Mich zwicken wieder diese grundlegenden Fragen:
  1. Wenn Plattdeutsch sowieso untrennbar zu Niedersachsen gehört, warum sollte man dann so viel Geld zum Fenster rauswerfen?
  2. Verstehe ich richtig? Ohne dieses Geld hat Plattdeutsch also keine Zukunft, mit diesem Geld aber schon?
  3. Wie funktioniert das, mit 272.000 Euro einer Sprache eine Zukunft zu kaufen? Besticht man damit Leute, die Sprache zu benutzen? Oder finanziert man damit eine geistig inzestuöse Lobby-Truppe, deren ausschließliche Aufgabe in der autokatalytischen Selbstlegitimation  besteht: Plattdeutsch gehört "untrennbar zu Niedersachsen" => deshalb wird das Institut subventioniert, das genau diese Behauptung unterstützt  => deshalb gehört Plattdeutsch "untrennbar zu Niedersachsen" => deshalb wird das Institut .. ad ultimo
Ich muss das unbedingt wissen, denn falls Sprachen jetzt auch für Geld zu kaufen sind und durch mafiose Seilschaften von Plittikörrn und arbeitslosen Linguisten gepusht werden können, wäre alles, was ich seit 26 Jahren über Sprache, Sprachentwicklung und Sprachgebrauch unterrichte, falsch.


 (via youtube)






Freitag, 10. Juni 2016

Wahlrecht für alle!


Neulich war ja wieder mal ganz kurz die medial gehypte Strohfeuerdiskussion um das Wahlrecht für 16-jährige. Wahrscheinlich losgetreten von der Kohorte fünftklassiger Plittikörr, die zwar einerseits einen unkontrollierbaren Drang zur Macht haben, andererseits aber so unerträglich unfähig sind, dass deren Parteien sie auf definitiv hoffnungslose Listenplätze verbannt haben. Diese Leute würden auch Garnelen das Wahlrecht zusprechen, wenn es denn Bruchteile von Wahlstimm-Prozenten brächte.

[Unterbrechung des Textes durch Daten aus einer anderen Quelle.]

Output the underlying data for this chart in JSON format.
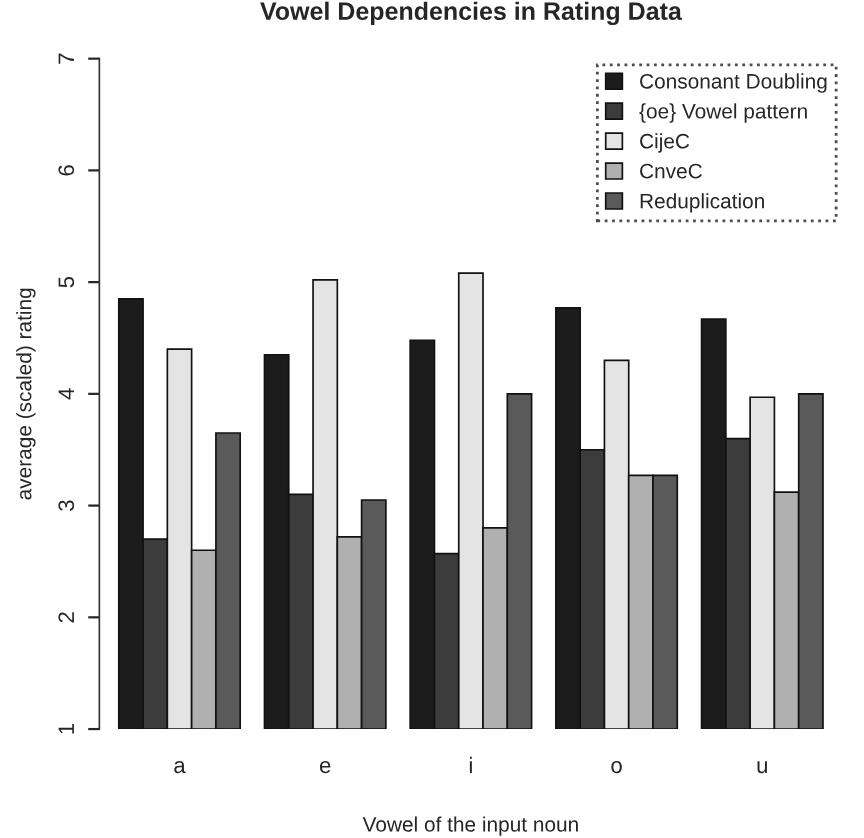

Das beste Argument gegen das Wahlrecht mit 16, das ich las: 16-jährige sind für ihr Handeln nur eingeschränkt verantwortlich und ergo nur eingeschränkt strafmündig, sollen aber uneingeschränkt wahlmündig und für die Zukunft unseres Landes (mit-) verantwortlich sein?  Eine unüberwindbare Bruchkante in der Logik.

Gleichwohl: Ich kenne einige 16-jährige, die wohlinformiert sind über staatstragende Dinge und denen ich durchaus zutraute, mit der Verantwortung der Wahlberechtigung kompetent und sorgsam umzugehen. Und ich kenne andererseits eine Menge, eine viel zu große Menge, von 18plus-jährigen, bei denen der Gedanke, sie seien wahlberechtigt, mir eisekaltes Grausen ins Gedärm jagt.

Was also tun?

Führerschein!

Nee, Wählerschein!

Wie wär's denn, wenn wir die nicht zielführende Altersgrenze für Wahlberechtigung komplett abschafften und stattdessen eine einmalige Prüfung einführten, in der die Menschen nachweisen, dass sie wissen, was sie tun und dass sie wirklich im Stande sind, demokratische Prozesse unfallfrei mitzugestalten und mitzubestimmen, ohne sich und andere über Gebühr zu gefährden?

Prüfungsthemen müssten sein: Menschenrechte, Menschenrechte, Menschenrechte, Demokratie, FDGO, Solidarität, Toleranz, Nachhaltigkeit, Grundzüge der Innen-, Außen-, Sozial- und Wirtschaftspolitik, Naturwissenschaft, Geschichte und ein Nachweis, in den wesentlichen politischen Fragen auf einem leidlich aktuellen Stand zu sein.

Und wer meint, sich auf diese Prüfung vorbereiten zu müssen, darf das, solange er oder sie will, jahrelang auf Kosten der Gemeinschaft in extra dafür geschaffenen, vollsubventionierten  Institutionen unter professioneller Anleitung tun.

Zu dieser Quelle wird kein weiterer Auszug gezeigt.